A Goose for Two

Location:Mariahilferbräu
Website:http://www.mariahilferbrau.com
Address:Mariahilfer Straße 152, 1150 Wien
Status:Open (last checked on 2 November 2021)
Eaten:Gansl, three beers (Puntigamer Panther)

You can hardly see through the glass door of Mariahilferbräu because it is almost completely covered with TripAdvisor’s recommendation stickers. The restaurant’s location near Vienna’s west railway station, from which Westbahn’s trains to Salzburg depart, ensures that there are always plenty of tourists around. On the other hand, according to a reliable source, Mariahilferbräu is actually a good traditional Viennese institution, with its rooms having housed different kinds of restaurants for more than a century. But then, the Mariahilferbräu itself is just over 15 years old.

Still, whenever I ate at the Mariahilferbräu, it always created an impression of being something better than a pure tourist eatery, and for a long time I had in mind to test their cook’s goose roasting skills.

I was positively surprised. In an unusual move, the restaurant only serves the goose as a dish for two persons. Obviously, you get half a goose, which transfers the eternal question “leg or breast” from the cook to whomever you are eating with. Smart. The presentation was impressive: after half an hour of preparation (which I consider a good thing), the half-goose arrived on its own wooden board looking fresh and hot. The red cabbage and the potato dumplings came in their own bowls, and there was also a separate small plate with sweet chestnuts. The sauce was delivered in a jug of its own, which, as I keep on mentioning, is usually a very good sign.

In retrospective, this was the most filling goose I had this year so far. For one thing, it was quite big; even the leg that I’ve got had enough hidden meat to keep discovering it for quite a while. Besides, the goose was really fat. Under the brownish skin there was a 2-3 millimeter layer of pure goose fat, which could have been off-putting, had the skin been less cooked and salted or had the meat been tougher. Yet the cook did a truly good job: the meat was just tender enough not to turn the goose into a chicken, and thoroughly cooked: there were no “medium raw goose” surprises deep inside the bird.
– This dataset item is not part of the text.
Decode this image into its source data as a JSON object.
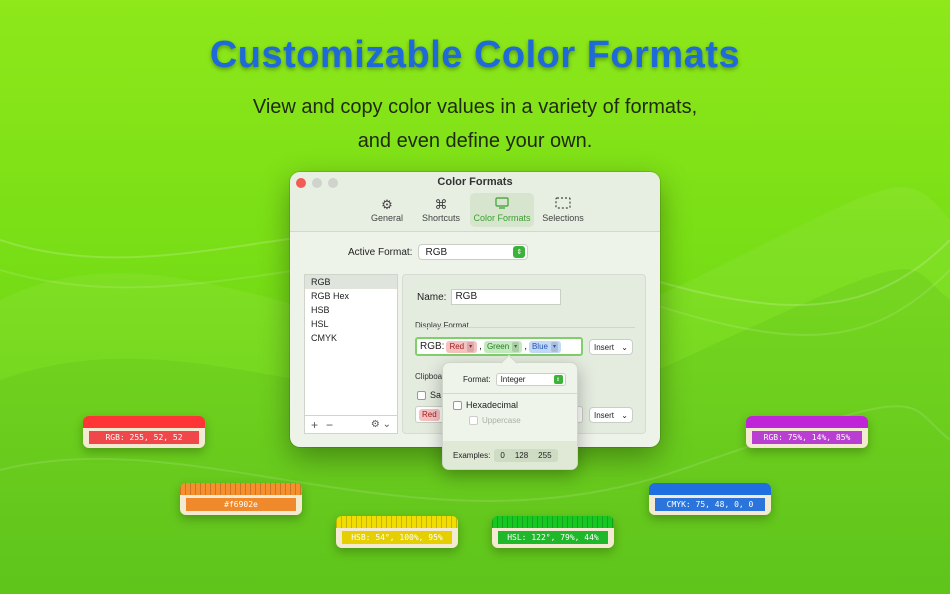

I can also totally praise the cabbage. It had just the right level of sweetness and crispiness with a slight taste of cinnamon and orange. The dumplings had nothing to praise them for, however.

The single most annoying thing about this otherwise fine goose-eating experience was the constant noise coming out of the kitchen, as the cook was angrily beating the schnitzels into a flat shape. This certainly did not add anything to the restaurant’s authenticity, and, I would not be surprised, may have already caused it a few lost TripAdvisor’s points.